かくして私は晴れてボンゴレファミリーの一員になったわけだけど、今思えばいきなり名前呼びなんて、なんて大胆なことをしてしまったんだろう。

家に帰って無事次の日の朝を迎えた私は、後悔と羞恥の念に悩まされていた。あの獄寺くんを隼人くん呼びなんて私はなんて図々しいんだろう。そういえば忘れてたけど獄寺くんも山本くんもモテるんだよね。どんどん重くなっていく気持ちに、ベッドから出る気力もだんだんと失せてきた。



「今日休んじゃおうかな…」



ファミリーになった次の日から学校を休む私ってなんなんだろう。はあ、とため息をついて悩んでいるところにある物が目に入った。



「あれ、私リボン二つ持ってたっけ?」



そこで気が付く。やばい、これ、私のじゃない。冷や汗が背中を伝う。ファミリーになれたことに浮かれて雲雀さんにリボンを返し忘れてしまった。私は急いでベッドから出ると学校への支度を始めた。なるべく早く行って謝ろう、それしかない。








8時ジャスト、元々早く起きていたのでいつもよりも早い時間に着くことが出来た。
雲雀さんは生徒たちが登校する前には必ず学校にいるから、探せば直ぐ見つかるはずだ。とりあえず手っ取り早く応接室に向かった。



「失礼しまーす…」



朝の学校は静かで誰もいない。爽やかな風を感じながらゆっくり応接室へ続くドアを横に引いた。



「あれ?」



中からゴソゴソと人がいる気配がしたので雲雀さんだろうと覗いて見たがそこに居たのは副委員長の草壁さんだった。私の声に気付いたのか草壁さんは振り向いて驚いたように目を見開いた。



「お前は…」

「あ、苗字名前です。昨日雲雀さんにお借りしたリボンを返しに来たんですけど…」

「委員長に用か」

「はい。ここにいますか?」

「いや、委員長は恐らく屋上だろう」



そうですかありがとうございますと言って出て行こうとしたら、「それにしても」と草壁さんが言葉を続けたので立ち止まって再び向き直る。

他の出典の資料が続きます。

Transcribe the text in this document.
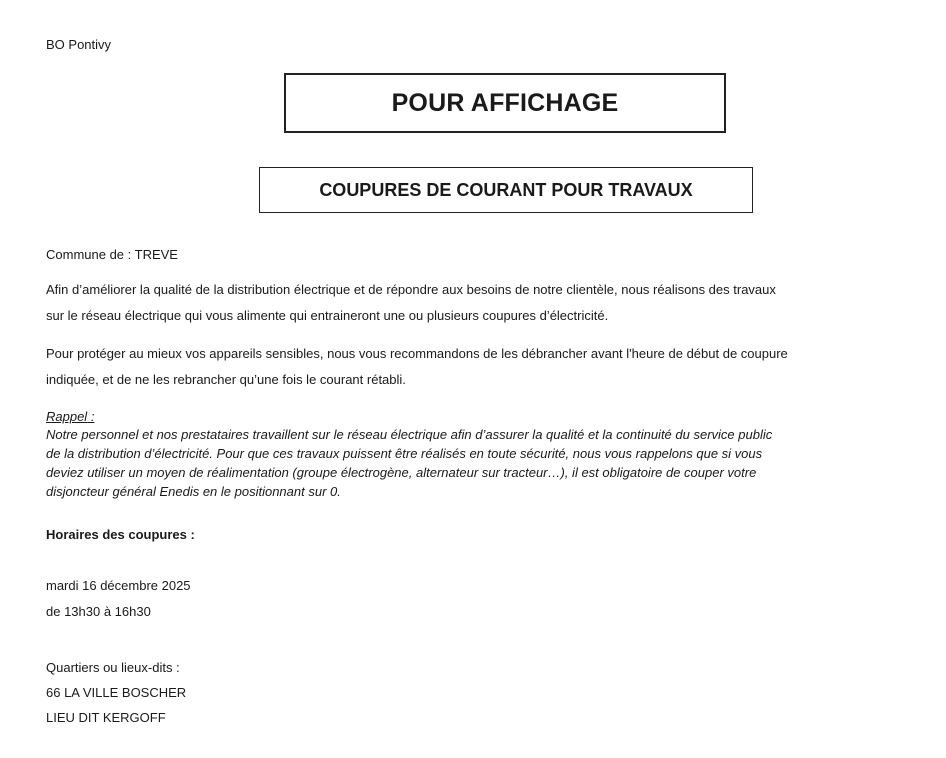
BO Pontivy
POUR AFFICHAGE
COUPURES DE COURANT POUR TRAVAUX
Commune de : TREVE
Afin d’améliorer la qualité de la distribution électrique et de répondre aux besoins de notre clientèle, nous réalisons des travaux
sur le réseau électrique qui vous alimente qui entraineront une ou plusieurs coupures d’électricité.
Pour protéger au mieux vos appareils sensibles, nous vous recommandons de les débrancher avant l'heure de début de coupure
indiquée, et de ne les rebrancher qu’une fois le courant rétabli.
Rappel :
Notre personnel et nos prestataires travaillent sur le réseau électrique afin d’assurer la qualité et la continuité du service public
de la distribution d’électricité. Pour que ces travaux puissent être réalisés en toute sécurité, nous vous rappelons que si vous
deviez utiliser un moyen de réalimentation (groupe électrogène, alternateur sur tracteur…), il est obligatoire de couper votre
disjoncteur général Enedis en le positionnant sur 0.
Horaires des coupures :
mardi 16 décembre 2025
de 13h30 à 16h30
Quartiers ou lieux-dits :
66 LA VILLE BOSCHER
LIEU DIT KERGOFF
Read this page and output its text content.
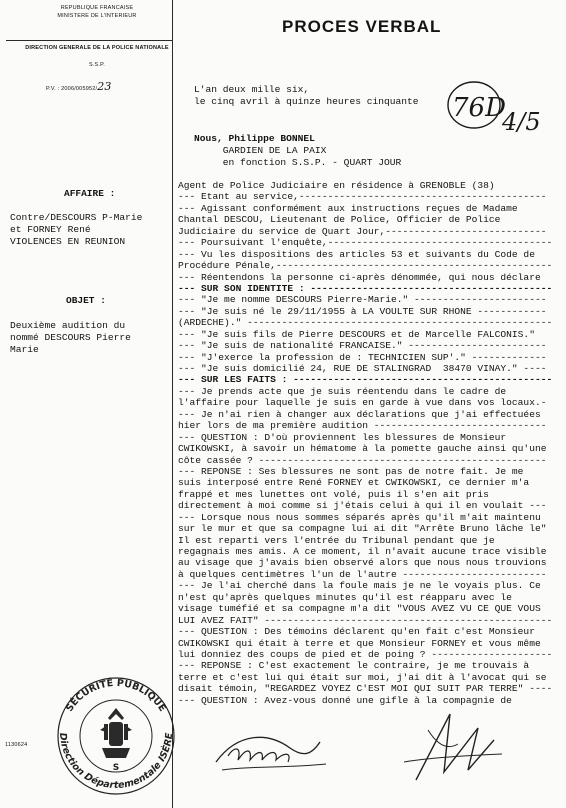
REPUBLIQUE FRANCAISE
MINISTERE DE L'INTERIEUR
DIRECTION GENERALE DE LA POLICE NATIONALE
S.S.P.
P.V. : 2006/005952/23
PROCES VERBAL
76D
4/5
L'an deux mille six,
le cinq avril à quinze heures cinquante
Nous, Philippe BONNEL
GARDIEN DE LA PAIX
en fonction S.S.P. - QUART JOUR
AFFAIRE :
Contre/DESCOURS P-Marie
et FORNEY René
VIOLENCES EN REUNION
OBJET :
Deuxième audition du
nommé DESCOURS Pierre
Marie
Agent de Police Judiciaire en résidence à GRENOBLE (38)
--- Etant au service,-------------------------------------------
--- Agissant conformément aux instructions reçues de Madame
Chantal DESCOU, Lieutenant de Police, Officier de Police
Judiciaire du service de Quart Jour,----------------------------
--- Poursuivant l'enquête,---------------------------------------
--- Vu les dispositions des articles 53 et suivants du Code de
Procédure Pénale,------------------------------------------------
--- Réentendons la personne ci-après dénommée, qui nous déclare
--- SUR SON IDENTITE : ------------------------------------------
--- "Je me nomme DESCOURS Pierre-Marie." -----------------------
--- "Je suis né le 29/11/1955 à LA VOULTE SUR RHONE ------------
(ARDECHE)." -----------------------------------------------------
--- "Je suis fils de Pierre DESCOURS et de Marcelle FALCONIS."
--- "Je suis de nationalité FRANCAISE." ------------------------
--- "J'exerce la profession de : TECHNICIEN SUP'." -------------
--- "Je suis domicilié 24, RUE DE STALINGRAD  38470 VINAY." ----
--- SUR LES FAITS : ---------------------------------------------
--- Je prends acte que je suis réentendu dans le cadre de
l'affaire pour laquelle je suis en garde à vue dans vos locaux.-
--- Je n'ai rien à changer aux déclarations que j'ai effectuées
hier lors de ma première audition ------------------------------
--- QUESTION : D'où proviennent les blessures de Monsieur
CWIKOWSKI, à savoir un hématome à la pomette gauche ainsi qu'une
côte cassée ? --------------------------------------------------
--- REPONSE : Ses blessures ne sont pas de notre fait. Je me
suis interposé entre René FORNEY et CWIKOWSKI, ce dernier m'a
frappé et mes lunettes ont volé, puis il s'en ait pris
directement à moi comme si j'étais celui à qui il en voulait ---
--- Lorsque nous nous sommes séparés après qu'il m'ait maintenu
sur le mur et que sa compagne lui ai dit "Arrête Bruno lâche le"
Il est reparti vers l'entrée du Tribunal pendant que je
regagnais mes amis. A ce moment, il n'avait aucune trace visible
au visage que j'avais bien observé alors que nous nous trouvions
à quelques centimètres l'un de l'autre -------------------------
--- Je l'ai cherché dans la foule mais je ne le voyais plus. Ce
n'est qu'après quelques minutes qu'il est réapparu avec le
visage tuméfié et sa compagne m'a dit "VOUS AVEZ VU CE QUE VOUS
LUI AVEZ FAIT" --------------------------------------------------
--- QUESTION : Des témoins déclarent qu'en fait c'est Monsieur
CWIKOWSKI qui était à terre et que Monsieur FORNEY et vous même
lui donniez des coups de pied et de poing ? ---------------------
--- REPONSE : C'est exactement le contraire, je me trouvais à
terre et c'est lui qui était sur moi, j'ai dit à l'avocat qui se
disait témoin, "REGARDEZ VOYEZ C'EST MOI QUI SUIT PAR TERRE" ----
--- QUESTION : Avez-vous donné une gifle à la compagnie de
SÉCURITÉ PUBLIQUE
Direction Départementale ISÈRE
S
1130624
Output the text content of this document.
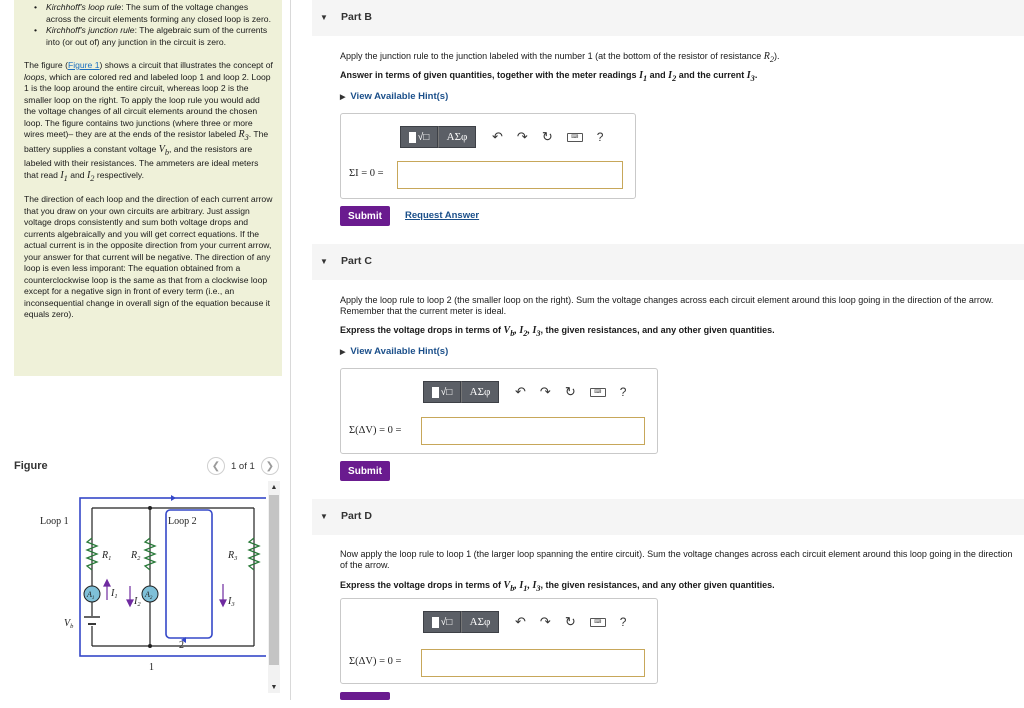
• Kirchhoff's loop rule: The sum of the voltage changes across the circuit elements forming any closed loop is zero.
• Kirchhoff's junction rule: The algebraic sum of the currents into (or out of) any junction in the circuit is zero.

The figure (Figure 1) shows a circuit that illustrates the concept of loops, which are colored red and labeled loop 1 and loop 2. Loop 1 is the loop around the entire circuit, whereas loop 2 is the smaller loop on the right. To apply the loop rule you would add the voltage changes of all circuit elements around the chosen loop. The figure contains two junctions (where three or more wires meet)– they are at the ends of the resistor labeled $R_3$. The battery supplies a constant voltage $V_b$, and the resistors are labeled with their resistances. The ammeters are ideal meters that read $I_1$ and $I_2$ respectively.

The direction of each loop and the direction of each current arrow that you draw on your own circuits are arbitrary. Just assign voltage drops consistently and sum both voltage drops and currents algebraically and you will get correct equations. If the actual current is in the opposite direction from your current arrow, your answer for that current will be negative. The direction of any loop is even less imporant: The equation obtained from a counterclockwise loop is the same as that from a clockwise loop except for a negative sign in front of every term (i.e., an inconsequential change in overall sign of the equation because it equals zero).

Figure	❮	1 of 1	❯
Loop 1	Loop 2
$R_1$ $R_2$	$R_3$
$A_1$	$A_2$
$I_1$ $I_2$	$I_3$
$V_b$
2
1
▲
▼
▼ Part B
Apply the junction rule to the junction labeled with the number 1 (at the bottom of the resistor of resistance $R_2$).
Answer in terms of given quantities, together with the meter readings $I_1$ and $I_2$ and the current $I_3$.
▶ View Available Hint(s)
√□	ΑΣφ	↶ ↷ ↻	⌨	?
ΣI = 0 =
Submit	Request Answer
▼ Part C
Apply the loop rule to loop 2 (the smaller loop on the right). Sum the voltage changes across each circuit element around this loop going in the direction of the arrow.
Remember that the current meter is ideal.
Express the voltage drops in terms of $V_b$, $I_2$, $I_3$, the given resistances, and any other given quantities.
▶ View Available Hint(s)
√□	ΑΣφ	↶ ↷ ↻	⌨	?
Σ(ΔV) = 0 =
Submit
▼ Part D
Now apply the loop rule to loop 1 (the larger loop spanning the entire circuit). Sum the voltage changes across each circuit element around this loop going in the direction of the arrow.
Express the voltage drops in terms of $V_b$, $I_1$, $I_3$, the given resistances, and any other given quantities.
√□	ΑΣφ	↶ ↷ ↻	⌨	?
Σ(ΔV) = 0 =
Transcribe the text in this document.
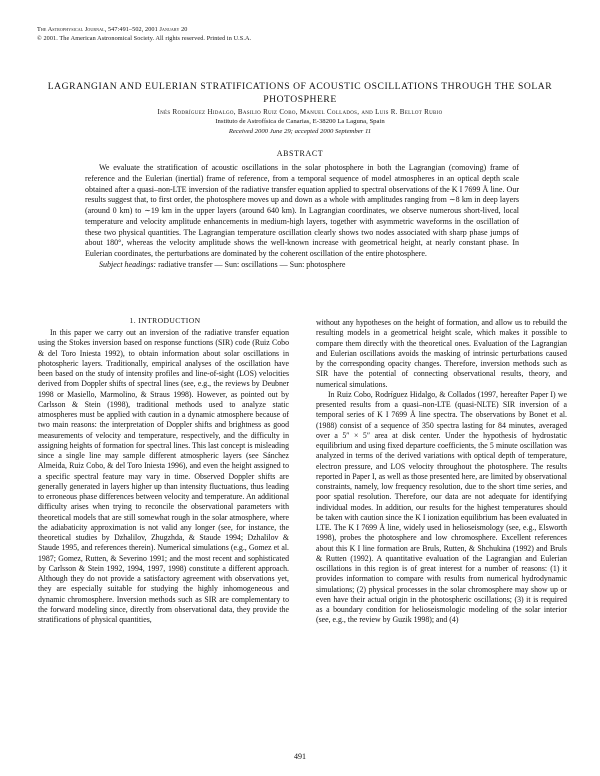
The Astrophysical Journal, 547:491–502, 2001 January 20
© 2001. The American Astronomical Society. All rights reserved. Printed in U.S.A.
LAGRANGIAN AND EULERIAN STRATIFICATIONS OF ACOUSTIC OSCILLATIONS THROUGH THE SOLAR PHOTOSPHERE
Inés Rodríguez Hidalgo, Basilio Ruiz Cobo, Manuel Collados, and Luis R. Bellot Rubio
Instituto de Astrofísica de Canarias, E-38200 La Laguna, Spain
Received 2000 June 29; accepted 2000 September 11
ABSTRACT

We evaluate the stratification of acoustic oscillations in the solar photosphere in both the Lagrangian (comoving) frame of reference and the Eulerian (inertial) frame of reference, from a temporal sequence of model atmospheres in an optical depth scale obtained after a quasi–non-LTE inversion of the radiative transfer equation applied to spectral observations of the K I 7699 Å line. Our results suggest that, to first order, the photosphere moves up and down as a whole with amplitudes ranging from ∼8 km in deep layers (around 0 km) to ∼19 km in the upper layers (around 640 km). In Lagrangian coordinates, we observe numerous short-lived, local temperature and velocity amplitude enhancements in medium-high layers, together with asymmetric waveforms in the oscillation of these two physical quantities. The Lagrangian temperature oscillation clearly shows two nodes associated with sharp phase jumps of about 180°, whereas the velocity amplitude shows the well-known increase with geometrical height, at nearly constant phase. In Eulerian coordinates, the perturbations are dominated by the coherent oscillation of the entire photosphere.

Subject headings: radiative transfer — Sun: oscillations — Sun: photosphere

1. INTRODUCTION

In this paper we carry out an inversion of the radiative transfer equation using the Stokes inversion based on response functions (SIR) code (Ruiz Cobo & del Toro Iniesta 1992), to obtain information about solar oscillations in photospheric layers. Traditionally, empirical analyses of the oscillation have been based on the study of intensity profiles and line-of-sight (LOS) velocities derived from Doppler shifts of spectral lines (see, e.g., the reviews by Deubner 1998 or Masiello, Marmolino, & Straus 1998). However, as pointed out by Carlsson & Stein (1998), traditional methods used to analyze static atmospheres must be applied with caution in a dynamic atmosphere because of two main reasons: the interpretation of Doppler shifts and brightness as good measurements of velocity and temperature, respectively, and the difficulty in assigning heights of formation for spectral lines. This last concept is misleading since a single line may sample different atmospheric layers (see Sánchez Almeida, Ruiz Cobo, & del Toro Iniesta 1996), and even the height assigned to a specific spectral feature may vary in time. Observed Doppler shifts are generally generated in layers higher up than intensity fluctuations, thus leading to erroneous phase differences between velocity and temperature. An additional difficulty arises when trying to reconcile the observational parameters with theoretical models that are still somewhat rough in the solar atmosphere, where the adiabaticity approximation is not valid any longer (see, for instance, the theoretical studies by Dzhalilov, Zhugzhda, & Staude 1994; Dzhalilov & Staude 1995, and references therein). Numerical simulations (e.g., Gomez et al. 1987; Gomez, Rutten, & Severino 1991; and the most recent and sophisticated by Carlsson & Stein 1992, 1994, 1997, 1998) constitute a different approach. Although they do not provide a satisfactory agreement with observations yet, they are especially suitable for studying the highly inhomogeneous and dynamic chromosphere. Inversion methods such as SIR are complementary to the forward modeling since, directly from observational data, they provide the stratifications of physical quantities,

without any hypotheses on the height of formation, and allow us to rebuild the resulting models in a geometrical height scale, which makes it possible to compare them directly with the theoretical ones. Evaluation of the Lagrangian and Eulerian oscillations avoids the masking of intrinsic perturbations caused by the corresponding opacity changes. Therefore, inversion methods such as SIR have the potential of connecting observational results, theory, and numerical simulations.

In Ruiz Cobo, Rodríguez Hidalgo, & Collados (1997, hereafter Paper I) we presented results from a quasi–non-LTE (quasi-NLTE) SIR inversion of a temporal series of K I 7699 Å line spectra. The observations by Bonet et al. (1988) consist of a sequence of 350 spectra lasting for 84 minutes, averaged over a 5″ × 5″ area at disk center. Under the hypothesis of hydrostatic equilibrium and using fixed departure coefficients, the 5 minute oscillation was analyzed in terms of the derived variations with optical depth of temperature, electron pressure, and LOS velocity throughout the photosphere. The results reported in Paper I, as well as those presented here, are limited by observational constraints, namely, low frequency resolution, due to the short time series, and poor spatial resolution. Therefore, our data are not adequate for identifying individual modes. In addition, our results for the highest temperatures should be taken with caution since the K I ionization equilibrium has been evaluated in LTE. The K I 7699 Å line, widely used in helioseismology (see, e.g., Elsworth 1998), probes the photosphere and low chromosphere. Excellent references about this K I line formation are Bruls, Rutten, & Shchukina (1992) and Bruls & Rutten (1992). A quantitative evaluation of the Lagrangian and Eulerian oscillations in this region is of great interest for a number of reasons: (1) it provides information to compare with results from numerical hydrodynamic simulations; (2) physical processes in the solar chromosphere may show up or even have their actual origin in the photospheric oscillations; (3) it is required as a boundary condition for helioseismologic modeling of the solar interior (see, e.g., the review by Guzik 1998); and (4)

491
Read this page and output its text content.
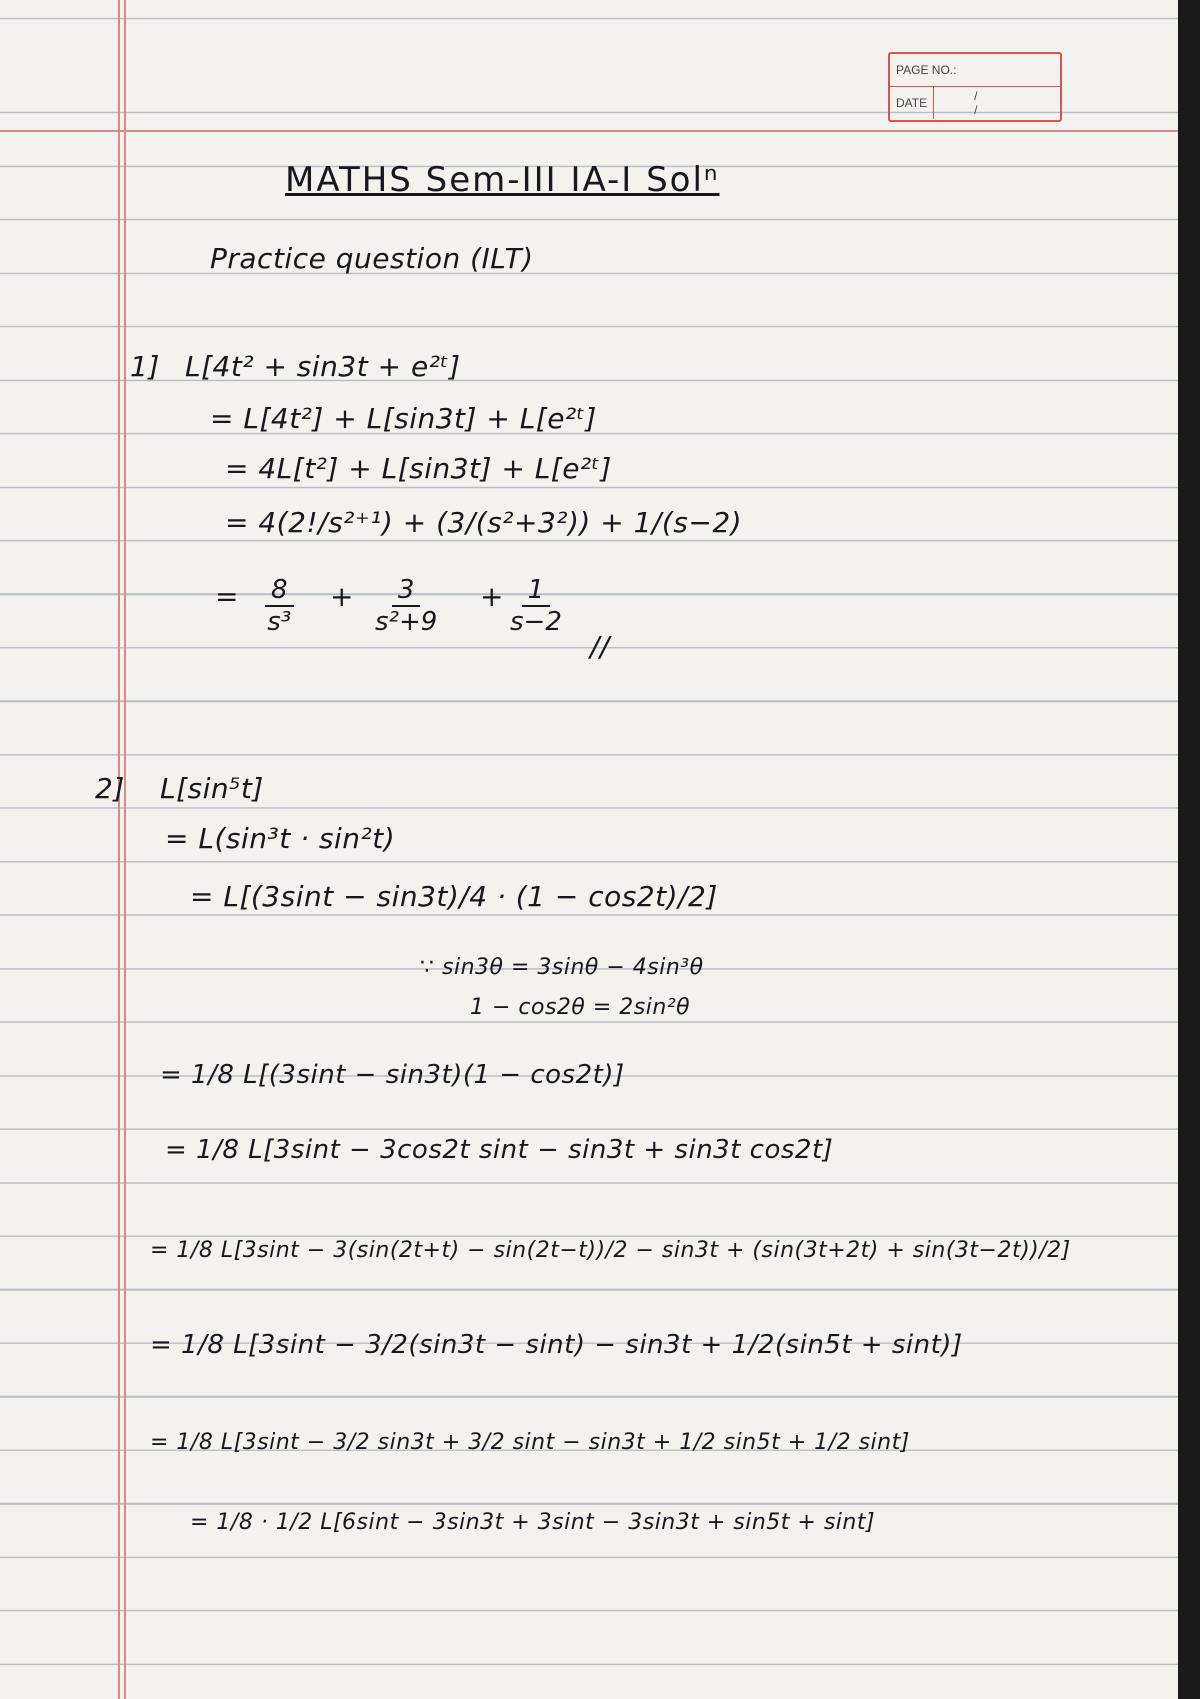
PAGE NO.:
DATE	/ /
MATHS Sem-III IA-I Solⁿ
Practice question (ILT)
1] L[4t² + sin3t + e²ᵗ]
= L[4t²] + L[sin3t] + L[e²ᵗ]
= 4L[t²] + L[sin3t] + L[e²ᵗ]
= 4(2!/s²⁺¹) + (3/(s²+3²)) + 1/(s−2)
= $\frac{8}{\text{s³}} + \frac{3}{\text{s²+9}} + \frac{1}{s-2}$
//
2] L[sin⁵t]
= L(sin³t · sin²t)
= L[(3sint − sin3t)/4 · (1 − cos2t)/2]
∵ sin3θ = 3sinθ − 4sin³θ
1 − cos2θ = 2sin²θ
= 1/8 L[(3sint − sin3t)(1 − cos2t)]
= 1/8 L[3sint − 3cos2t sint − sin3t + sin3t cos2t]
= 1/8 L[3sint − 3(sin(2t+t) − sin(2t−t))/2 − sin3t + (sin(3t+2t) + sin(3t−2t))/2]
= 1/8 L[3sint − 3/2(sin3t − sint) − sin3t + 1/2(sin5t + sint)]
= 1/8 L[3sint − 3/2 sin3t + 3/2 sint − sin3t + 1/2 sin5t + 1/2 sint]
= 1/8 · 1/2 L[6sint − 3sin3t + 3sint − 3sin3t + sin5t + sint]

「よくここが分かったな。まだ公には発表していないはずだが」



どきりと心臓が鷲掴みされたような気がした。それでも表情には出さず、「たまたまですよ」と笑って今度こそ応接室を去った。草壁さんに動揺が伝わってしまっただろうか、鋭い彼のことだから疑問には思ったかもしれない。心を落ち着かせるためにふぅと息を着いて屋上に足を進めた。